N’a-t-il pas ses aspects et ses illusions ?
Et d’ailleurs pense donc, songeur, aux visions...
Que dans l’ombre à travers le verre des lunettes,
Peuvent en s’approchant se donner deux planètes ?
Tu, rencontres le mal. Qui te dit qu’il te suit ?
Est-ce que par hasard deux mondes dans la nuit
Ne peuvent point passer l’un à côté de l’autre
Sans troubler l’astronome et dérouter l’apôtre ?

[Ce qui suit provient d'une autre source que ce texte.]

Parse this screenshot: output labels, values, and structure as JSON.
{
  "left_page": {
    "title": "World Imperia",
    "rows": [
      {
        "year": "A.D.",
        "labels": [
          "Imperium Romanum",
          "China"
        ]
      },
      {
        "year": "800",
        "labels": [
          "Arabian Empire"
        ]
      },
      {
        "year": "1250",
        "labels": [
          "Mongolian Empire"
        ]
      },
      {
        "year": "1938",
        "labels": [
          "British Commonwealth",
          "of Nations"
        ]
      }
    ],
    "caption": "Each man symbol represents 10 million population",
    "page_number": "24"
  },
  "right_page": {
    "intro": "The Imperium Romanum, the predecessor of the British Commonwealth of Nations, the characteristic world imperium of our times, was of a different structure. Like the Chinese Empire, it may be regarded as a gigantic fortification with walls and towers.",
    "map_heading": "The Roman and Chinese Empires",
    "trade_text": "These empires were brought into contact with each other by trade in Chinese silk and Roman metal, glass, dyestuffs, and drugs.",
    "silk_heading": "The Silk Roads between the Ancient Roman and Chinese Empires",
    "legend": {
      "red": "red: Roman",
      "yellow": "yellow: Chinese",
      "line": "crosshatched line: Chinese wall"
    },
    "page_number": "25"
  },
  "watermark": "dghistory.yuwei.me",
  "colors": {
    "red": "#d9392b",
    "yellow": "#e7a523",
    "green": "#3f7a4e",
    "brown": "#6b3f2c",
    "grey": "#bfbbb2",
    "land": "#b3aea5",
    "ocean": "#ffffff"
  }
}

Le grand Un, le grand Tout, l’être où Thalès plongeait,
Entrecroise le monde esprit au monde objet,
Et mêle, en l’unité de ses lois inflexibles ;
Des orbites moraux aux orbites visibles ;
Dans l’idéal ainsi que dans le lumineux
Les phénomènes, noirs ou brillants, font des noeuds ;
Il n’est qu’un tisserand, qui ne fait qu’une toile ;
La vérité n’est pas moins astre que l’étoile ;
Un soleil n’est pas plus centre qu’une vertu.

Donc, représente-toi, songeur des vents battu,
Des ensembles de faits moraux, sombres problèmes
Ayant leur raison d’être et l’ayant en eux-mêmes,
Dans un système au cours des planètes pareil,
Tdurnant autour de Dieu comme autour d’un soleil.